12 November 2009

I sit with Shakespeare and he winces not.

I know that I have written recently about the idea of change but it is a question that haunts me. There is so much in the world that needs doing and so much apathy solving nothing. I know that it is a terrible trap to think that the world can be "fixed," that someone can can install or strong arm the world into peace, prosperity and happiness. And yet I am nearing my twentieth year of schooling and working towards a PhD in the humanities and would I be more effective working in a soup kitchen or an inner city school, or trying to change policy? I received a pretty clear sign, basically was shouted at, that I am where I am suppose to be. Yet long hours in the library leave me asking existential questions about my purpose in the world.

A few weeks ago in my first year colloquium we had a speaker (one of the professors) taking about the relationship between politics and literature.
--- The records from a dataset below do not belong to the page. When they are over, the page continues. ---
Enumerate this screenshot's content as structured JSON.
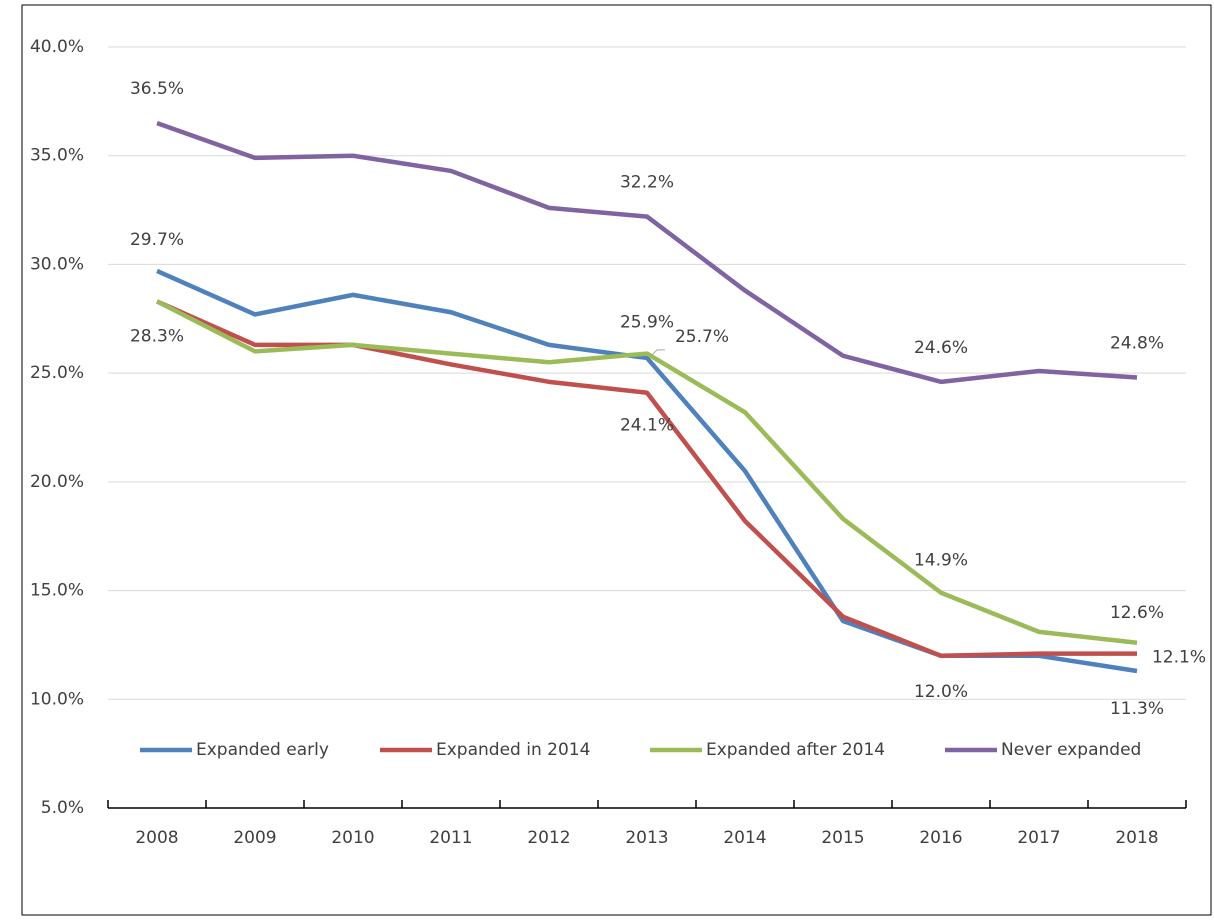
{
  "chart_data": {
    "type": "line",
    "categories": [
      "2008",
      "2009",
      "2010",
      "2011",
      "2012",
      "2013",
      "2014",
      "2015",
      "2016",
      "2017",
      "2018"
    ],
    "series": [
      {
        "name": "Expanded early",
        "color": "#4f81bd",
        "values": [
          29.7,
          27.7,
          28.6,
          27.8,
          26.3,
          25.7,
          20.5,
          13.6,
          12.0,
          12.0,
          11.3
        ],
        "value_labels": [
          "29.7%",
          null,
          null,
          null,
          null,
          "25.7%",
          null,
          null,
          null,
          null,
          "11.3%"
        ]
      },
      {
        "name": "Expanded in 2014",
        "color": "#c0504d",
        "values": [
          28.3,
          26.3,
          26.3,
          25.4,
          24.6,
          24.1,
          18.2,
          13.8,
          12.0,
          12.1,
          12.1
        ],
        "value_labels": [
          null,
          null,
          null,
          null,
          null,
          "24.1%",
          null,
          null,
          "12.0%",
          null,
          "12.1%"
        ]
      },
      {
        "name": "Expanded after 2014",
        "color": "#9bbb59",
        "values": [
          28.3,
          26.0,
          26.3,
          25.9,
          25.5,
          25.9,
          23.2,
          18.3,
          14.9,
          13.1,
          12.6
        ],
        "value_labels": [
          "28.3%",
          null,
          null,
          null,
          null,
          "25.9%",
          null,
          null,
          "14.9%",
          null,
          "12.6%"
        ]
      },
      {
        "name": "Never expanded",
        "color": "#8064a2",
        "values": [
          36.5,
          34.9,
          35.0,
          34.3,
          32.6,
          32.2,
          28.8,
          25.8,
          24.6,
          25.1,
          24.8
        ],
        "value_labels": [
          "36.5%",
          null,
          null,
          null,
          null,
          "32.2%",
          null,
          null,
          "24.6%",
          null,
          "24.8%"
        ]
      }
    ],
    "ylim": [
      5,
      40
    ],
    "yticks": [
      {
        "value": 5,
        "label": "5.0%"
      },
      {
        "value": 10,
        "label": "10.0%"
      },
      {
        "value": 15,
        "label": "15.0%"
      },
      {
        "value": 20,
        "label": "20.0%"
      },
      {
        "value": 25,
        "label": "25.0%"
      },
      {
        "value": 30,
        "label": "30.0%"
      },
      {
        "value": 35,
        "label": "35.0%"
      },
      {
        "value": 40,
        "label": "40.0%"
      }
    ],
    "grid": true,
    "legend": "bottom"
  }
}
His point was that politics need not be something forced nor need they be at the forefront of our every thought and action. "We embody what our politics are." In a way the very act of being a scholar is a political act. It has been repeated so many times that it has begun to sound trite, but there is some truth in the statement that there is nothing more powerful than an idea whose time has come. The world has revolved, changed, and convulsed because of the ideas of people whose only claim in life is that they are scholars. The incipient power of ideas is just more subtle and hard to trace than the crack of a gun or even the power of a hot meal. But it is there.
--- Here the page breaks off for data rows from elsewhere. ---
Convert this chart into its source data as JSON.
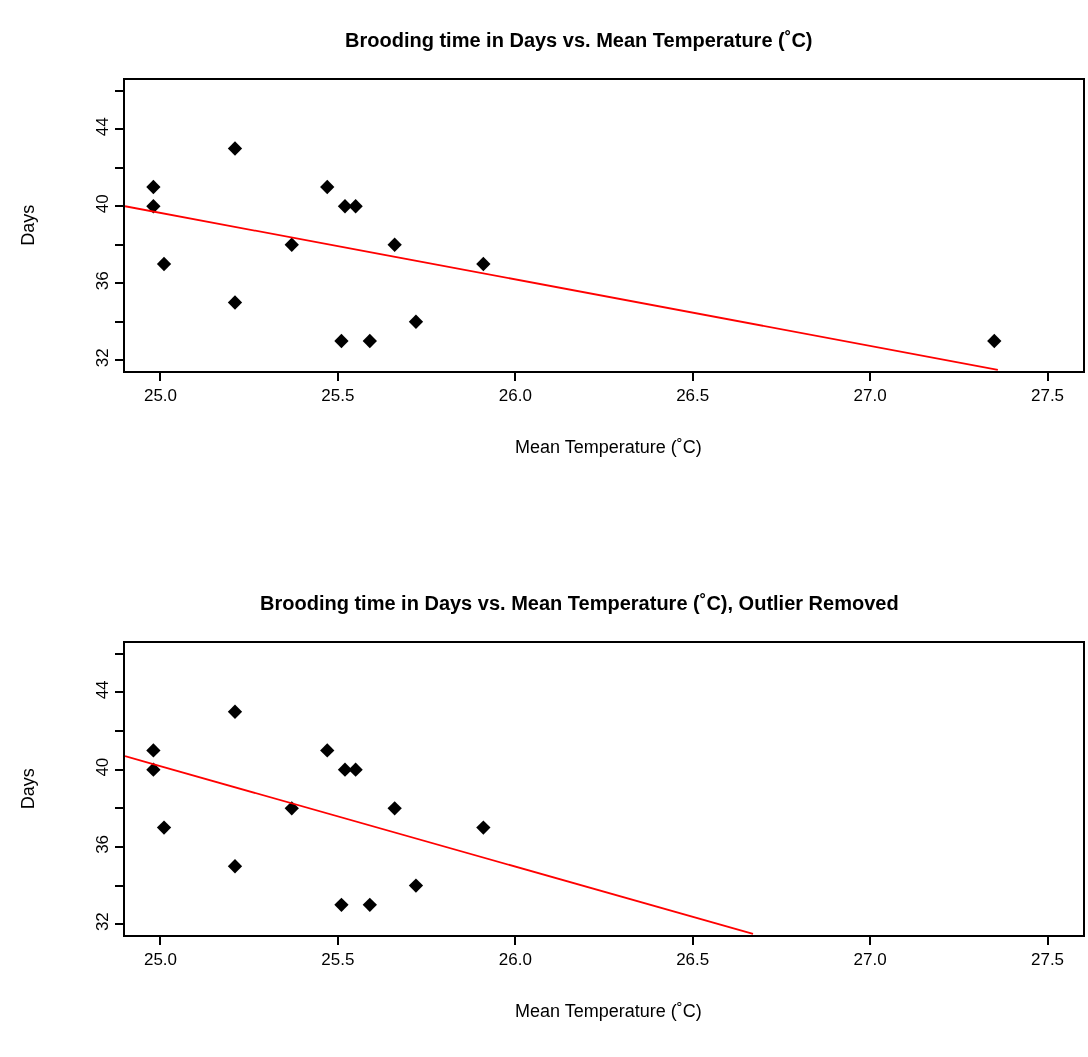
{
  "chart_data": [
    {
      "type": "scatter",
      "title": "Brooding time in Days vs. Mean Temperature (˚C)",
      "xlabel": "Mean Temperature (˚C)",
      "ylabel": "Days",
      "marker": "diamond",
      "xlim": [
        24.9,
        27.6
      ],
      "ylim": [
        31.44,
        46.56
      ],
      "xticks": [
        {
          "value": 25,
          "label": "25.0"
        },
        25.5,
        {
          "value": 26,
          "label": "26.0"
        },
        26.5,
        {
          "value": 27,
          "label": "27.0"
        },
        27.5
      ],
      "yticks": [
        32,
        {
          "value": 34,
          "label": null
        },
        36,
        {
          "value": 38,
          "label": null
        },
        40,
        {
          "value": 42,
          "label": null
        },
        44,
        {
          "value": 46,
          "label": null
        }
      ],
      "series": [
        {
          "color": "#000000",
          "x": [
            24.98,
            24.98,
            25.01,
            25.21,
            25.21,
            25.37,
            25.47,
            25.52,
            25.55,
            25.51,
            25.59,
            25.66,
            25.72,
            25.91,
            27.35
          ],
          "values": [
            41,
            40,
            37,
            43,
            35,
            38,
            41,
            40,
            40,
            33,
            33,
            38,
            34,
            37,
            33
          ]
        },
        {
          "type": "line",
          "color": "#ff0000",
          "marker": "none",
          "x": [
            24.9,
            27.36
          ],
          "values": [
            40.0,
            31.5
          ]
        }
      ]
    },
    {
      "type": "scatter",
      "title": "Brooding time in Days vs. Mean Temperature (˚C), Outlier Removed",
      "xlabel": "Mean Temperature (˚C)",
      "ylabel": "Days",
      "marker": "diamond",
      "xlim": [
        24.9,
        27.6
      ],
      "ylim": [
        31.44,
        46.56
      ],
      "xticks": [
        {
          "value": 25,
          "label": "25.0"
        },
        25.5,
        {
          "value": 26,
          "label": "26.0"
        },
        26.5,
        {
          "value": 27,
          "label": "27.0"
        },
        27.5
      ],
      "yticks": [
        32,
        {
          "value": 34,
          "label": null
        },
        36,
        {
          "value": 38,
          "label": null
        },
        40,
        {
          "value": 42,
          "label": null
        },
        44,
        {
          "value": 46,
          "label": null
        }
      ],
      "series": [
        {
          "color": "#000000",
          "x": [
            24.98,
            24.98,
            25.01,
            25.21,
            25.21,
            25.37,
            25.47,
            25.52,
            25.55,
            25.51,
            25.59,
            25.66,
            25.72,
            25.91
          ],
          "values": [
            41,
            40,
            37,
            43,
            35,
            38,
            41,
            40,
            40,
            33,
            33,
            38,
            34,
            37
          ]
        },
        {
          "type": "line",
          "color": "#ff0000",
          "marker": "none",
          "x": [
            24.9,
            26.67
          ],
          "values": [
            40.7,
            31.5
          ]
        }
      ]
    }
  ]
}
And if our only goal is to take care of the material needs of the world, to make sure everyone is feed and sheltered we are only providing for part of what humanity needs. Not only is thought the only safeguard against abuses of power when attempting to achieve these ends but in addition to basic needs humans yearn for truth. Truth is the end for which we were made and the intellectual life if the pursuit of this Truth.

It can be too easy to forget this when engaged in the too solitary pursuit of knowledge, to get locked in a cyclical and sterile dialogue within the discipline that can never reach the outside world. So I leave you with final words of the aforementioned professor to our class-- in everything "The world should be too much with us--live with some discomfiture in the world."